In February 2001, around 1,000 residents of Phnom Voar, a former KR stronghold in Kampot province, signed or thumbprinted a petition claiming Rin's innocence.
Days before the Supreme Court hearing last month, former KR general Nuon Paet, who was Rin's superior officer at the time, wrote two separate letters to the court and to Rin also saying Rin should not be held responsible for the train attack.
Despite police attempts to apprehend him, Rin said he still had some freedom to travel and took part in a Buddhist blessing ceremony several days before the taped interview to cleanse himself.
Rin told the cameraman that he was happy for the chance to speak out and wanted the tape to be played on Cambodian television.
The Post traveled to Kampot on March 3 seeking an interview, but had to eventually decline a middleman's offer of a meeting for $500 for ethical reasons.
The price dropped to $200 and the fixer later phoned Rin to ask him about an interview without payment, but Rin refused, saying there were authorities close by and it wasn't worth the risk.
"It's alright for you," Rin told the man by phone. "You have a house to live in but for me, I have no place to stay."
While Rin's conviction was welcomed by the countries of the murdered backpackers - Australia, Britain and France - he remains a popular figure in Phnom Voar. His family and close associates stand by the man they say has taken the blame for the attack while other higher-ranking officers and provincial officials have escaped responsibility.
His wife, Yem Sav, said she last heard from Rin five days before, when he called to say he had received some medical treatment and was feeling better. She said he was in Phnom Penh.
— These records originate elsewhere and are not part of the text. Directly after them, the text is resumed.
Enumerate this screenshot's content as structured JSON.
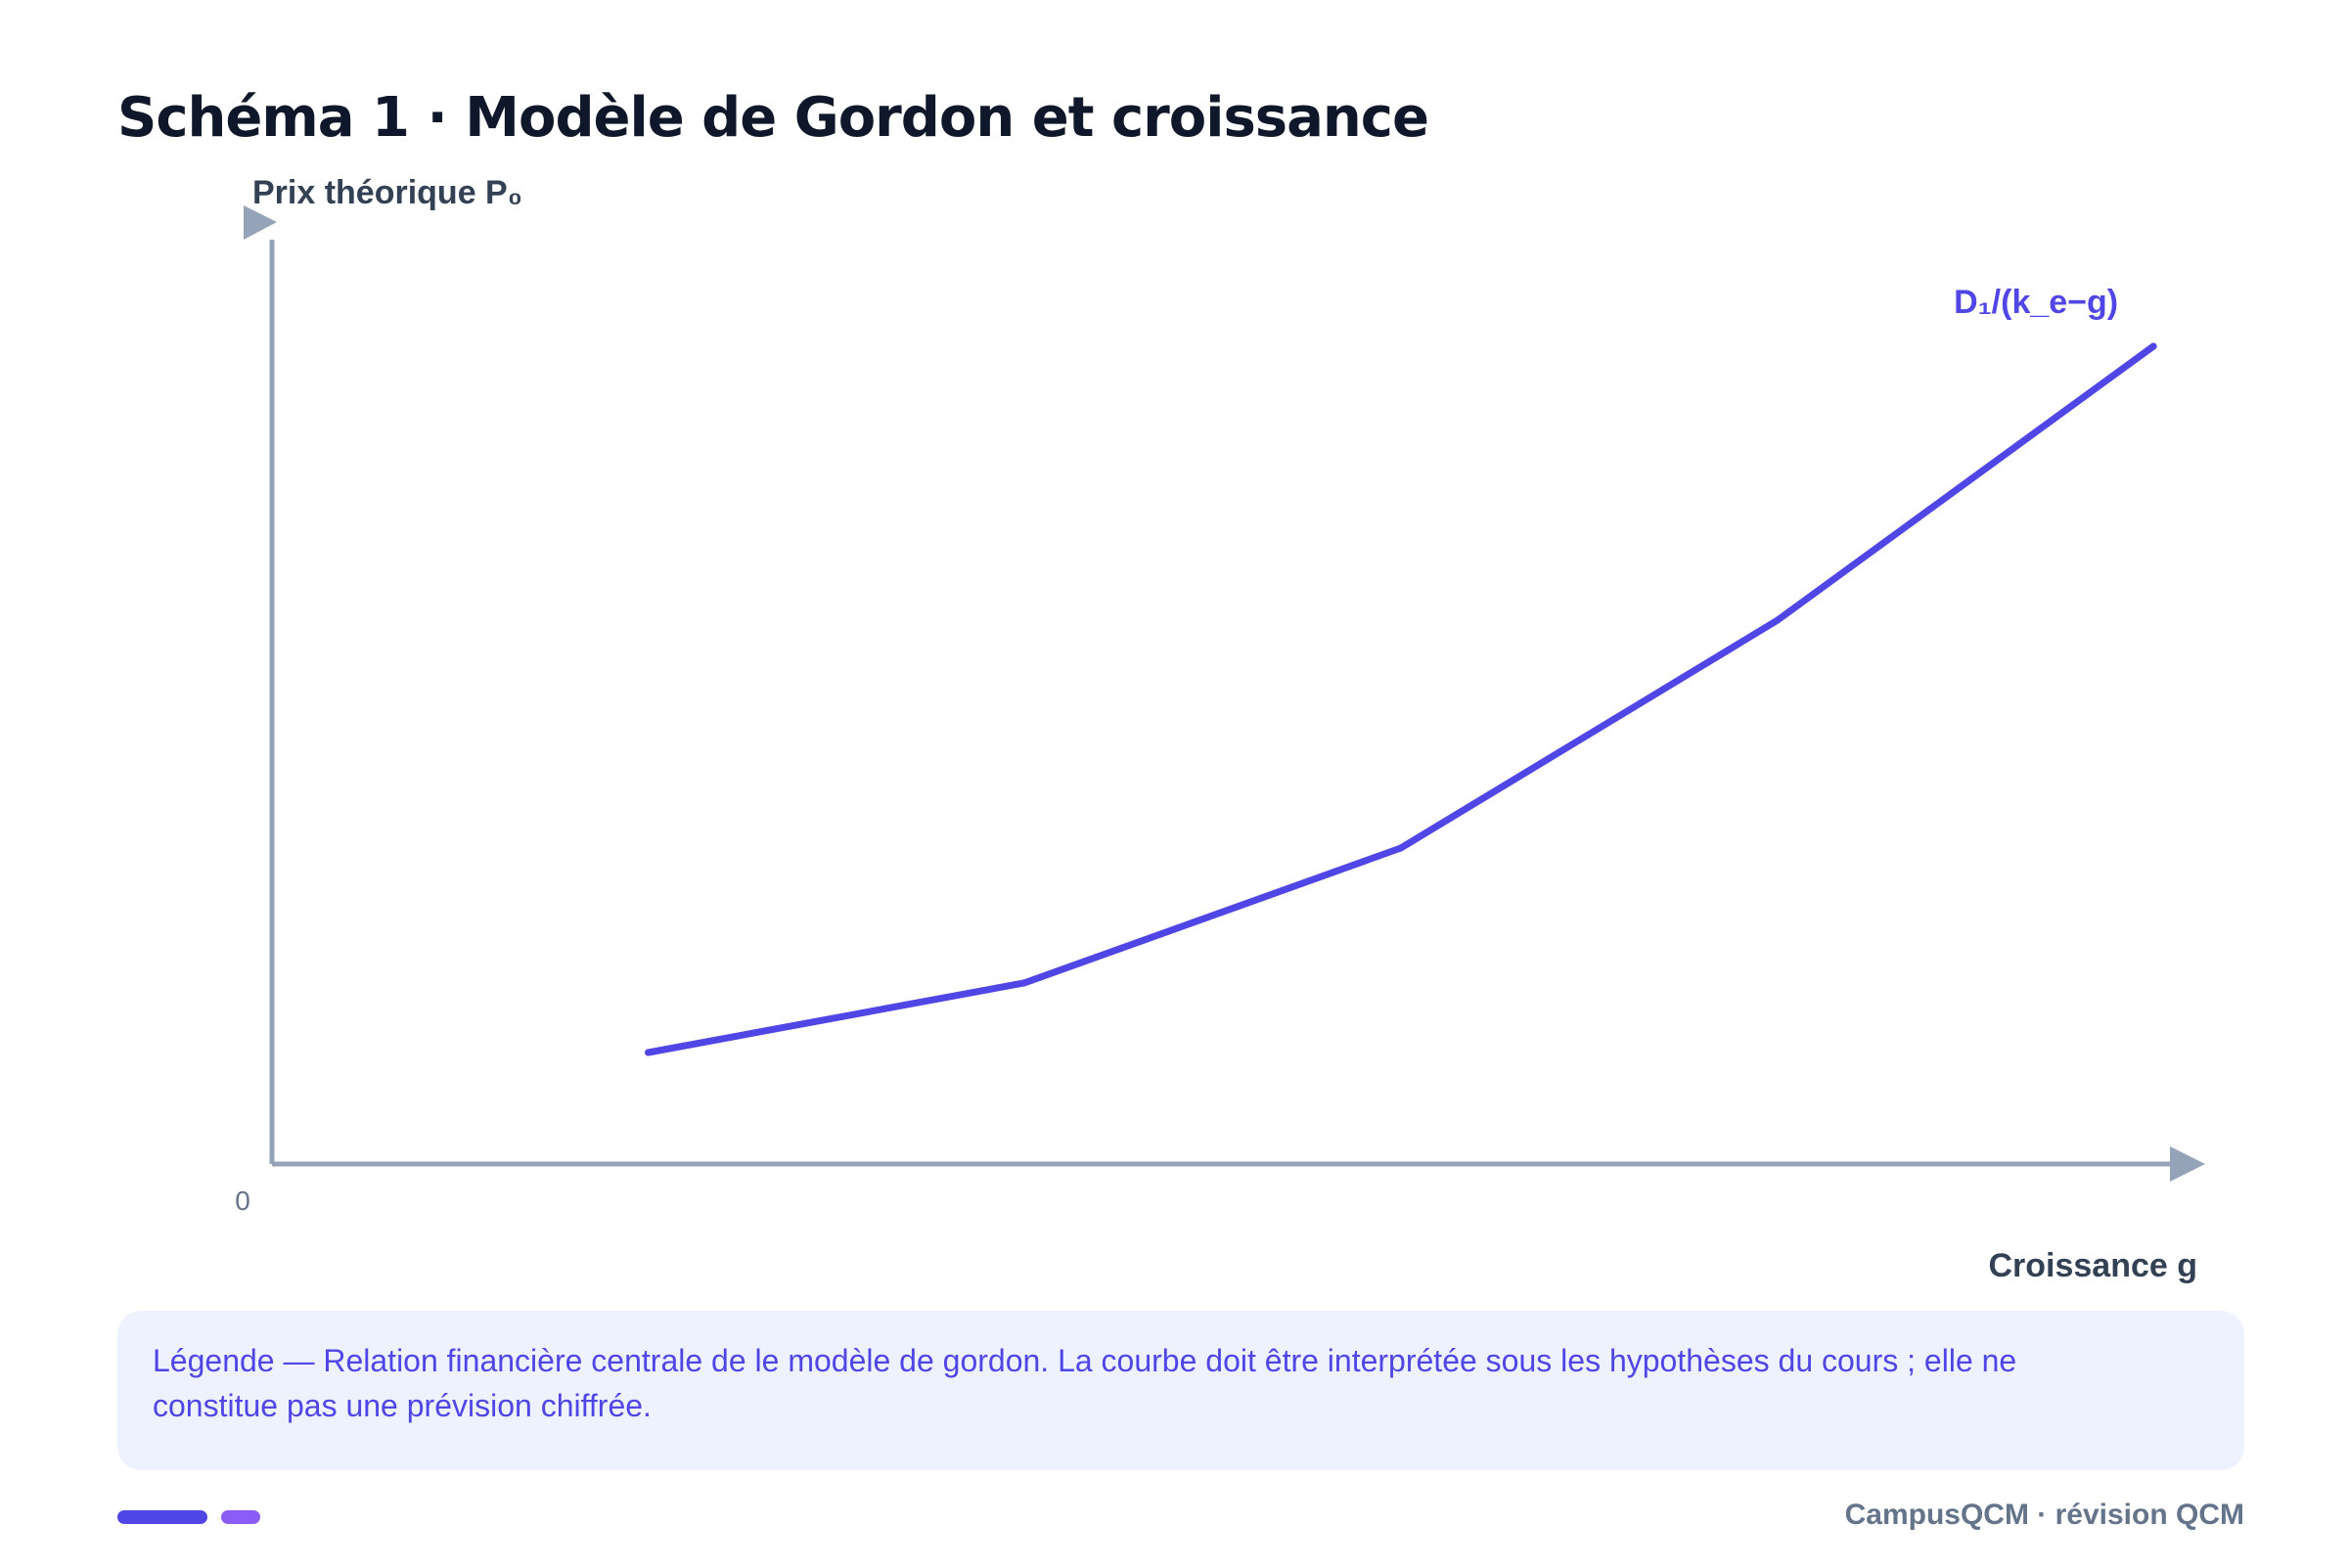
{
  "title": "Schéma 1 · Modèle de Gordon et croissance",
  "chart_data": {
    "type": "line",
    "ylabel": "Prix théorique P₀",
    "xlabel": "Croissance g",
    "origin_label": "0",
    "series": [
      {
        "name": "D₁/(k_e−g)",
        "color": "#4f46e5",
        "x": [
          1,
          2,
          3,
          4,
          5
        ],
        "y": [
          12,
          19.5,
          34,
          58.5,
          88
        ]
      }
    ],
    "xlim": [
      0,
      5.2
    ],
    "ylim": [
      0,
      100
    ],
    "grid": false,
    "legend": "end-of-line label"
  },
  "legend": {
    "text": "Légende — Relation financière centrale de le modèle de gordon. La courbe doit être interprétée sous les hypothèses du cours ; elle ne constitue pas une prévision chiffrée."
  },
  "footer": {
    "brand": "CampusQCM · révision QCM",
    "accent_colors": [
      "#4f46e5",
      "#8b5cf6"
    ]
  },
  "colors": {
    "axis": "#94a3b8",
    "title": "#0f172a",
    "axis_label": "#334155",
    "tick": "#64748b",
    "legend_bg": "#eef2fe"
  }
}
They married nine years ago, after the death of Rin's first wife. Sav said her mother is a cousin of Rin, and the family thought the match would be good, especially for Rin's children. He had four children with his first wife and a son, now 8 years old, with Sav.
"For me, he is a good person," said Sav. If you don't believe me, just go and ask the people of Phnom Voar - they will say the same as me."
Friends said that Rin was passionate about developing his community, which consists mostly of former KR soldiers and their families living in a harsh, hilly landscape about 30 kilometers from Kampot.
He was given a large area of land after his defection but has sold all but one plantation over the years.
Sitting near her outdoor kitchen, Sav appeared frail and clutched a mobile phone in her hand. There was a sense of unease each time the phone rang in the presence of journalists.
As the Post spoke to Sav, Rin's 18-year-old daughter, Cheang Theavy, arrived on the back of a motobike ridden by Rin's close friend and doctor, Ouch Nuon, known locally as Paet Nuon.
Nuon, who said he was the medic treating Rin for ongoing leg injuries at the time of the 1994 train ambush, said he last saw him the day before the Supreme Court hearing.
The doctor said Rin now required injections twice a day of the antibiotic Thidim (ceftazieime) to treat his tuberculosis, heart disease and hepatitis C. He did not mention HIV, although Rin's wife told the Post previously that Rin had contracted the disease five years ago.
Nuon invited the families and country representatives of the murdered backpackers to come to Phnom Voar and conduct their own investigation.
He also had a message from Rin, although he didn't say how recent it was.
"He [Rin] left a message that if he dies, just burn his body. He is scared someone might make business out of his death," said Nuon.
But a military policeman in Kampot, who did not identify himself, said that police knew where Rin was hiding but did not want to arrest him.
"Let him die in the jungle. It's better than arresting him," said the policeman. "We do not want to face a reaction from his followers."